Since 2003, agriculture has operated under a waiver to report on the quality of water that runs off fields. Thursday, the board voted to extend that waiver for five years. That additional time should help smart farmers figure out how to comply with the law. It will give the agriculture industry the opportunity to find lasting, workable solutions for meeting the requirements of Senate Bill 390, a clean-water law passed in 1999.
Delaying implementation of SB 390 recognizes that the overwhelming majority of farmers want to do the right thing. Voting to extend the waiver helps them do it.
Passing the waiver wasn't easy. More than 200 people attended the board's Thursday meeting, filling the boardroom and an overflow room. Before voting 5-2 to extend the waiver, the board heard nearly eight hours of testimony — mostly from people concerned about the environment and the health of people living in the southern San Joaquin Valley.
The environmentalists' intentions were noble, and their concerns genuine and justified. But revoking agriculture's waiver only would create turmoil in farming communities throughout the valley. It would not force agriculture to move more quickly.
The board oversees the water-regulation compliance of 1,500 to 2,000 businesses, cities and other entities.
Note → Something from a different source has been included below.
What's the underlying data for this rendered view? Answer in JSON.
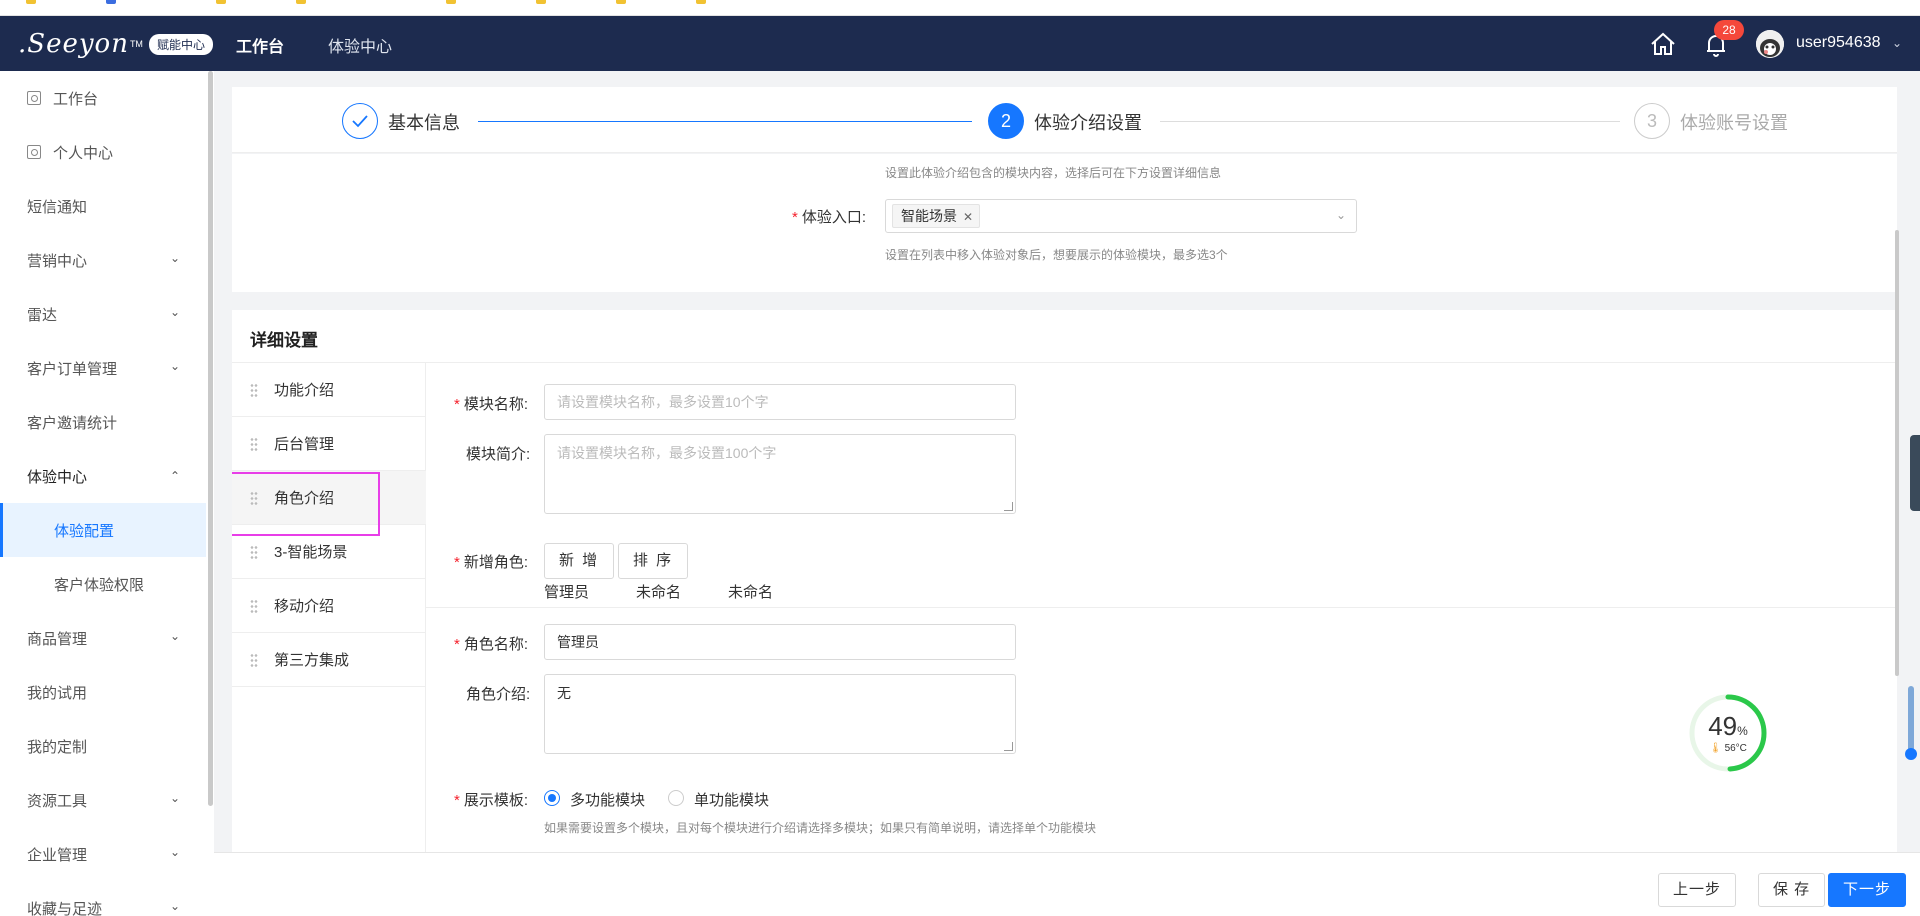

It was the Central Valley board that forced Hilmar Cheese Co. to comply with water regulations it had ignored for years.
There are 25,000 to 40,000farmers working 7million acres of irrigated land in the region. Enforcing SB 390 would increase the board's workload twentyfold. It is smarter to urge farmers to find their own solutions.
That was the purpose of two conditions placed on the extension. The first identifies all farmers as water dischargers unless they can show otherwise. In the next few years, the board will provide relief through "deminimis" waivers for small hobby farms and ranchettes.
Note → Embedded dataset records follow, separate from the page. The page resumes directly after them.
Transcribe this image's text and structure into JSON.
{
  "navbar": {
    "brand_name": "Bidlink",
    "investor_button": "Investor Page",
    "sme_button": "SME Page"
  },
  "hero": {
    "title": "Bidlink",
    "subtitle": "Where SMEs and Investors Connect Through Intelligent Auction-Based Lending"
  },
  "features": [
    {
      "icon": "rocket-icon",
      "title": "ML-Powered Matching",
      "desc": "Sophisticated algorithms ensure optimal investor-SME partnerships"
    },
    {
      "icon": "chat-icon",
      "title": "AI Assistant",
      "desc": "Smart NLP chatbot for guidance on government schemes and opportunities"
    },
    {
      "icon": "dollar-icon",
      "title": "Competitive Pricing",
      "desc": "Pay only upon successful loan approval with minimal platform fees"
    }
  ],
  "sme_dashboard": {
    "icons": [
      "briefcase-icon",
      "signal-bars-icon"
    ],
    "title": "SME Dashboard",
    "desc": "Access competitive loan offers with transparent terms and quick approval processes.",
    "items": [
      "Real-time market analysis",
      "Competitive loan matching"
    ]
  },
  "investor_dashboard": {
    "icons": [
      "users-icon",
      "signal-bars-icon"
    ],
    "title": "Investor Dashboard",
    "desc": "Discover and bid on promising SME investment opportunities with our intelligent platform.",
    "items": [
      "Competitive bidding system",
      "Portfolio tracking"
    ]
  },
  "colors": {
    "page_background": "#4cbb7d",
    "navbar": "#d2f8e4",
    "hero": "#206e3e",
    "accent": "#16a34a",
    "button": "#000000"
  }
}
The second condition will help identify which farmers are trying to comply. To track runoff, farmers either can get a permit or join a coalition that monitors the fields of its members. There are eight major coalitions in the region, based on various watersheds. In the past, the coalitions wanted to keep their membership lists private, but that no longer will be allowed.
Water regulations for most California industries began in 1982. Farming was left out until 1999, when SB 390 set a deadline of 2003. When it became clear ag couldn't meet it, the waiver was established.
The five-year extension could be revisited sooner.
Hopefully, another waiver won't be necessary. The solutions for protecting California's most vital resource, water, are at hand; we trust that farmers will have enough time to find them.
Waiving enforcement of runoff-reporting requirements for agriculture was an appropriate and wise decision by the regional water board.